1921 GMT: EA's source in Bahrain writes this report of what happened today:
Just came back from my last round in Bahrain. On my way out I saw groups of protesters (men and women) marching in Sitra, 7 villages, police vehicles chasing some of them. The roads looked like a war zone, sounds of horns honking the famous tune, "Tn.Tn.Ttn," AKA "down down Hamad" could be heard all around from protesters who were in the streets or up the roofs of the houses.
After managing to find a way out, I took the highway leading to the Saudi causeway. Police jeeps and traffic officers where all parking on both sides of the highway & at some checkpoints in the entrances to the villages. I noticed that the turn leading to Budayeh road (north of Bahrain) was open so I took it, and tried to get inside some of the villages there, like Karanah or Janosan, but it was no use. They were either blocked by police or by barriers that had been placed by protesters. So I had to go back from where I came.
I went back and took another road leading to east the of Bahrain. On my way I saw a group of protesters blocking the other lane of the highway near Athari village (police jeeps were just about 300m away!!). They used bricks, wood plats and 1 of them was pouring on the ground some kind of liquid -I think it was used car oil- they were fast and ran away immediately once they completed!
So I just contined on my way.
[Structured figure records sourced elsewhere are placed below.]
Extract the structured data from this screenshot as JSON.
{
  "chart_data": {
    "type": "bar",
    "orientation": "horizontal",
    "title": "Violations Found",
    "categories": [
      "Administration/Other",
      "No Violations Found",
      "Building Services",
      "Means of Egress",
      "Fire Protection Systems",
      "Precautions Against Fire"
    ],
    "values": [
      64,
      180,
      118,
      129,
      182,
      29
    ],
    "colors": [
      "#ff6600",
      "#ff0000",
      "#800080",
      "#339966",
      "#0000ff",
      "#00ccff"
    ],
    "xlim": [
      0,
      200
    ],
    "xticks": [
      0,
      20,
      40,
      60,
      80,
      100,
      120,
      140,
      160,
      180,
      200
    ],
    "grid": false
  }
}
I saw police SUVs heading toward the blocked road. I reached Juffair village, and I noticed the remainings of the roadblock that was done early this morning. There was a police SUV parked next to the scene, seems it was there to prevent protesters from doing it again, I continued until I reached Seef area (the place where protesters were determined to reach and gather). It was full, but with police thugs, not with protesters.
It's the last day of the weekend, people usually go out, malls are suppose to be full, but two main malls, Bahrain mall & Dana mall, were closed, and the other 2 big ones, Seef & City Center, the parking lots were almost empty!
That's when I decided to get back home, it's true that we couldn't reach the center point which we planned to gather in, but for sure and thanks to the huge security presence in all around Bahrain roads I can say with certainty that the Bahrain revolution is still alive and people are defiantly not going to give up. Government fears us, it fears our existence and fears our truthful movement for freedom and dignity.
Since yesterday, there have been a flurry of videos of the moment when former Libyan leader Muammar Qaddafi was seized by the fighters of the National Transitional Council. This four-minute clip, from Global Post, appears to be the most vivid record of the capture of an injured but conscious Qaddafi as he was taken to the truck where it appears he was shot and killed.
A crowd in the Bab Amr section of the Syrian city Homs celebrates the end of Muammar Qaddafi with singing and fireworks
Amidst the drama and the uncertainty over the death of Muammar Qaddafi --- how exactly was he slain? from injuries in an airstrike, a shoot-out, or (most likely, I think) an execution as he was being transported on a truck? --- this message came in from an Egyptian activist, Mahmoud Salem:
"One fled, one tried, one dead. If this keeps on at the same rate, Bashar will be smitten by God or something."